Taraf devletlere acil çağrıda bulunarak, çocuklar konusunda düzenli bir şekilde durumu gözden geçirmek, ihtiyaçları belirlemek, önlemleri uyumlu hale getirmek için ulusal ve yerel otoriteler, sivil toplum örgütleri ve özel sektör ile diyalog halinde olmalarını, artan şiddet, ihmal ve suiistimal risklerine karşı yardım hatlarının çocuklar tarafından bilinmesinin sağlanmasını, bu hatların 24 saat aktif çalışır kılınması için insan kaynaklarına ve ekipmanlarına sahip olmasını, ulusal seviyede çocuk cinsel istismarını engellemeyi amaçlayan farkındalık materyallerini yaygınlaştırmasını, dağıtmasını, ebeveynlere bu hususlarda destek sunmasını, tüm verilerin raporlanmasını içeren bir dizi gerekli uyarıda bulunmuşlardır.

Ülkemizde de Covid-19 pandemisi kaynaklı alınan önlemler sürecinde, çocukların  ev ortamında ya da çocuk işçiliği kapsamında hangi şiddet türlerine maruz kaldığının bilinmediği, çocukların psikolojik etkilenmeleri hususunda somut hiçbir çalışma yapılmadığı, gıda erişimi olmayan çocukların yeterince beslenemediği ve ne yazık ki çocuğun cinsel istismar suçunun önlenemediği görülmektedir. Yine İnfaz düzenlemesi çalışmaları sırasında, iktidarın 2016 yılından beri sıkça gündeme getirdiği, çocuğu tecavüz edenle evliliğin önünü açarak, çocuk istismarının meşrulaştırılması düzenlemesi de  bu kriz ortamından faydalanılarak  yapılmak istenen ancak sivil toplum örgütlerinin tepkisiyle tekrar askıya alınan bir durumdur. Bu hususta; iktidarın kriz ortamından faydalanarak böyle bir düzenleme yapmasına hiçbir surette izin vermeyeceğimizi bir kez daha vurgulamak isteriz.

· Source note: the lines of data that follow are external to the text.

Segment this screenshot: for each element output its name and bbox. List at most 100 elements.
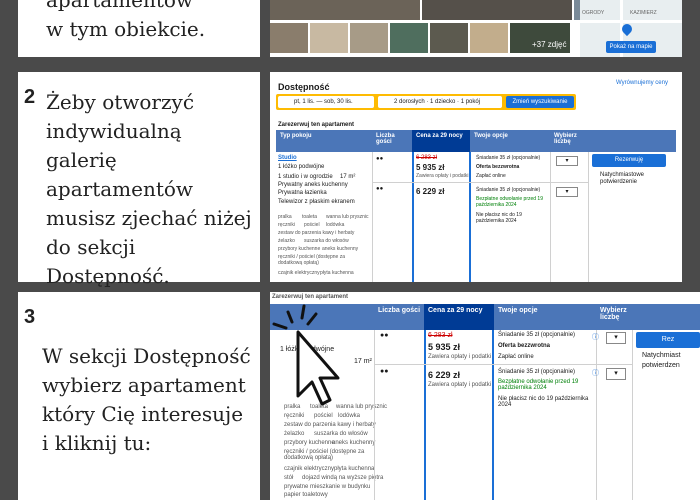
amenity: ręczniki / pościel (dostępne za dodatkow… [284, 449, 365, 461]
guests-icon: ●● [376, 156, 384, 162]
reserve-heading: Zarezerwuj ten apartament [272, 294, 349, 300]
amenity: lodówka [326, 222, 345, 228]
feature: Telewizor z płaskim ekranem [278, 199, 355, 205]
confirm-note: potwierdzen [642, 362, 680, 369]
amenity: papier toaletowy [284, 492, 328, 498]
amenity: przybory kuchenne [284, 440, 335, 446]
map-road [580, 20, 682, 23]
price-1: 5 935 zł [416, 163, 445, 172]
amenity: płyta kuchenna [334, 466, 375, 472]
step2-line: apartamentów [46, 177, 194, 201]
show-on-map-button[interactable]: Pokaż na mapie [606, 41, 656, 53]
amenity: suszarka do włosów [314, 431, 368, 437]
amenity: żelazko [284, 431, 305, 437]
option-item: Nie płacisz nic do 19 października 2024 [498, 396, 589, 408]
header-guests: Liczba gości [372, 130, 412, 152]
amenity: aneks kuchenny [322, 246, 359, 252]
photo-thumb[interactable] [422, 0, 572, 20]
option-item: Śniadanie 35 zł (opcjonalnie) [476, 187, 541, 193]
price-col-divider [424, 330, 426, 500]
bed-info: 1 łóżko podwójne [278, 164, 325, 170]
step3-line: który Cię interesuje [42, 402, 244, 426]
room-select[interactable]: ▾ [556, 156, 578, 166]
amenity: ręczniki / pościel (dostępne za dodatkow… [278, 254, 345, 266]
amenity: prywatne mieszkanie w budynku [284, 484, 371, 490]
step3-line: W sekcji Dostępność [42, 344, 251, 368]
option-item: Śniadanie 35 zł (opcjonalnie) [498, 332, 576, 338]
option-item: Śniadanie 35 zł (opcjonalnie) [476, 155, 541, 161]
old-price: 6 283 zł [428, 332, 453, 339]
step3-line: wybierz apartament [42, 373, 246, 397]
step3-number: 3 [24, 306, 36, 328]
header-select: Wybierz liczbę [596, 304, 632, 330]
room-select[interactable]: ▾ [556, 187, 578, 197]
price-col-divider [412, 152, 414, 282]
amenity: zestaw do parzenia kawy i herbaty [284, 422, 376, 428]
guests-field[interactable]: 2 dorosłych · 1 dziecko · 1 pokój [378, 96, 502, 108]
confirm-note: Natychmiastowe [600, 172, 645, 178]
price-2: 6 229 zł [416, 187, 445, 196]
col-divider [596, 330, 597, 500]
step3-line: i kliknij tu: [42, 431, 152, 455]
step3-text-panel: 3 W sekcji Dostępność wybierz apartament… [18, 292, 260, 500]
price-col-divider [469, 152, 471, 282]
header-select: Wybierz liczbę [550, 130, 588, 152]
step1-line: w tym obiekcie. [46, 17, 206, 41]
feature: 1 studio i w ogrodzie [278, 174, 333, 180]
amenity: wanna lub prysznic [336, 404, 388, 410]
photo-thumb[interactable] [270, 23, 308, 53]
reserve-button[interactable]: Rez [636, 332, 700, 348]
room-name-link[interactable]: Studio [278, 155, 297, 161]
row-divider [372, 182, 588, 183]
step2-line: musisz zjechać niżej [46, 206, 252, 230]
area-info: 17 m² [354, 358, 372, 365]
header-blank [632, 304, 700, 330]
photo-thumb[interactable] [310, 23, 348, 53]
room-select[interactable]: ▾ [606, 332, 626, 344]
option-item: Nie płacisz nic do 19 października 2024 [476, 212, 522, 224]
amenity: dojazd windą na wyższe piętra [302, 475, 384, 481]
photo-thumb[interactable] [430, 23, 468, 53]
availability-title: Dostępność [278, 82, 330, 92]
change-search-button[interactable]: Zmień wyszukiwanie [506, 96, 574, 108]
amenity: ręczniki [278, 222, 295, 228]
option-item: Bezpłatne odwołanie przed 19 październik… [498, 379, 579, 391]
amenity: pościel [304, 222, 320, 228]
price-1: 5 935 zł [428, 342, 461, 352]
photo-thumb[interactable] [470, 23, 508, 53]
price-col-divider [492, 330, 494, 500]
step2-line: do sekcji [46, 235, 136, 259]
amenity: przybory kuchenne [278, 246, 321, 252]
col-divider [550, 152, 551, 282]
col-divider [588, 152, 589, 282]
date-field[interactable]: pt, 1 lis. — sob, 30 lis. [278, 96, 374, 108]
price-match-link[interactable]: Wyrównujemy ceny [616, 80, 668, 86]
confirm-note: Natychmiast [642, 352, 681, 359]
map-label: OGRODY [582, 10, 605, 16]
guests-icon: ●● [380, 368, 389, 375]
confirm-note: potwierdzenie [600, 179, 638, 185]
amenity: czajnik elektryczny [278, 270, 320, 276]
amenity: płyta kuchenna [320, 270, 354, 276]
step3-text: W sekcji Dostępność wybierz apartament k… [42, 342, 258, 458]
info-icon: ⓘ [592, 334, 599, 341]
amenity: stół [284, 475, 294, 481]
header-room-type: Typ pokoju [276, 130, 372, 152]
photo-count[interactable]: +37 zdjęć [532, 40, 566, 49]
col-divider [372, 152, 373, 282]
guests-icon: ●● [380, 332, 389, 339]
room-select[interactable]: ▾ [606, 368, 626, 380]
availability-widget: Dostępność Wyrównujemy ceny pt, 1 lis. —… [270, 72, 682, 282]
photo-thumb[interactable] [390, 23, 428, 53]
col-divider [374, 330, 375, 500]
step1-text-panel: apartamentów w tym obiekcie. [18, 0, 260, 57]
step2-line: Dostępność. [46, 264, 170, 288]
header-guests: Liczba gości [374, 304, 424, 330]
photo-thumb[interactable] [350, 23, 388, 53]
photo-thumb[interactable] [270, 0, 420, 20]
option-item: Bezpłatne odwołanie przed 19 październik… [476, 196, 543, 208]
reserve-button[interactable]: Rezerwuję [592, 154, 666, 167]
row-divider [374, 364, 632, 365]
old-price: 6 283 zł [416, 155, 438, 161]
reserve-heading: Zarezerwuj ten apartament [278, 122, 355, 128]
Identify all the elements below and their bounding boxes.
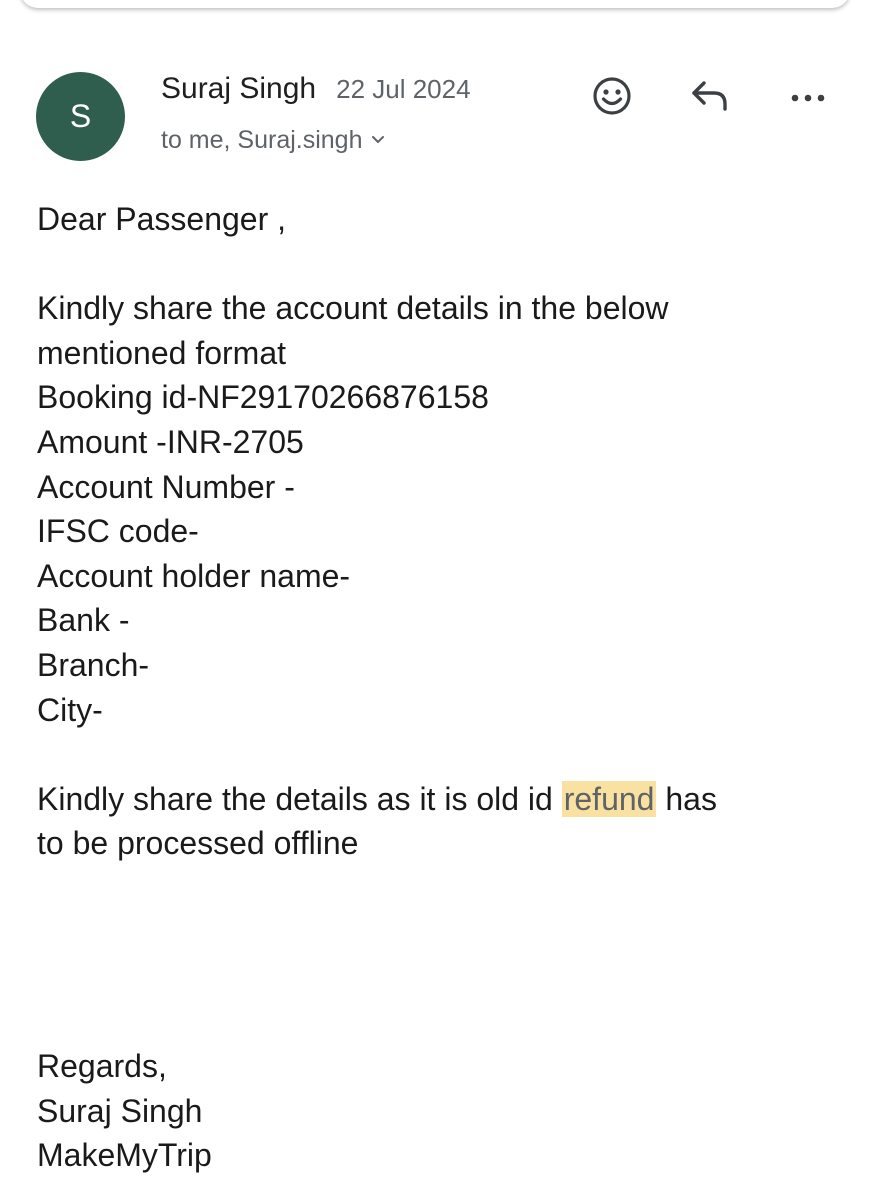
greeting: Dear Passenger , xyxy=(37,201,287,237)
message-body: Dear Passenger , Kindly share the accoun… xyxy=(37,197,837,1178)
field-bank: Bank - xyxy=(37,602,130,639)
field-account-holder: Account holder name- xyxy=(37,557,351,594)
field-ifsc-code: IFSC code- xyxy=(37,513,199,550)
add-reaction-button[interactable] xyxy=(588,74,636,122)
intro-line: Kindly share the account details in the … xyxy=(37,290,669,327)
previous-message-card[interactable] xyxy=(20,0,850,8)
signoff-regards: Regards, xyxy=(37,1047,167,1084)
note-line: Kindly share the details as it is old id… xyxy=(37,777,837,822)
note-prefix: Kindly share the details as it is old id xyxy=(37,780,562,817)
field-city: City- xyxy=(37,691,103,728)
field-amount: Amount -INR-2705 xyxy=(37,423,304,460)
reply-button[interactable] xyxy=(686,74,734,122)
search-highlight: refund xyxy=(561,780,657,817)
sender-row: Suraj Singh 22 Jul 2024 xyxy=(161,72,471,106)
recipients-text: to me, Suraj.singh xyxy=(161,126,363,154)
sent-date: 22 Jul 2024 xyxy=(336,74,471,104)
sender-name[interactable]: Suraj Singh xyxy=(161,72,316,106)
avatar[interactable]: S xyxy=(36,72,125,161)
recipients-toggle[interactable]: to me, Suraj.singh xyxy=(161,126,387,155)
signoff-name: Suraj Singh xyxy=(37,1092,203,1129)
field-branch: Branch- xyxy=(37,646,150,683)
note-suffix: has xyxy=(656,780,717,817)
reply-arrow-icon xyxy=(688,74,732,123)
chevron-down-icon xyxy=(369,126,387,155)
note-line: to be processed offline xyxy=(37,825,359,862)
signoff-company: MakeMyTrip xyxy=(37,1137,212,1174)
more-options-button[interactable] xyxy=(784,74,832,122)
smiley-icon xyxy=(590,74,634,123)
intro-line: mentioned format xyxy=(37,334,287,371)
field-account-number: Account Number - xyxy=(37,468,295,505)
avatar-letter: S xyxy=(69,98,92,134)
more-dots-icon xyxy=(786,74,830,123)
email-view: S Suraj Singh 22 Jul 2024 to me, Suraj.s… xyxy=(0,0,871,1200)
field-booking-id: Booking id-NF29170266876158 xyxy=(37,379,489,416)
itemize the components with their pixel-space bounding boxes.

Diyarbakır Barosu Çocuk Hakları Merkezi olarak;  10 Mart 2020 – 29.04.2020 tarih aralığında Diyarbakır ilinde CMK kapsamında cinsel istismar mağduru çocuklara atanan avukat görevlendirmesi verilerini geçmiş 5 yıla kıyaslayarak sizlerle paylaşıyoruz. İkinci tabloda ise 2020 yılının ilk dört ayına ilişkin veriler bulunmaktadır.

 

Çocuğa karşı işlenen cinsel suçlara ilişkin verilerin, pandemi sürecinde devletin yetkili makamlarınca düzenli olarak raporlanması gerektiğini, çocuğa karşı cinsel istismar ve diğer şiddet unsurları kapsamında ulusal ve uluslararası taraf olduğumuz sözleşmeler gereği yetkililerce ne gibi önlemler alındığının tüm kamuoyu ile  paylaşılmasını talep ediyoruz. 02.05.2020

                                                       DİYARBAKIR BAROSU ÇOCUK HAKLARI MERKEZİ

 

Not: İstanbul Barosu Çocuk Hakları Merkezi’ne Lanzarote Komitesi Başkan ve Yardımcısının Bildirisini  Türkçeye çevirdikleri için teşekkürlerimizi sunmak isteriz.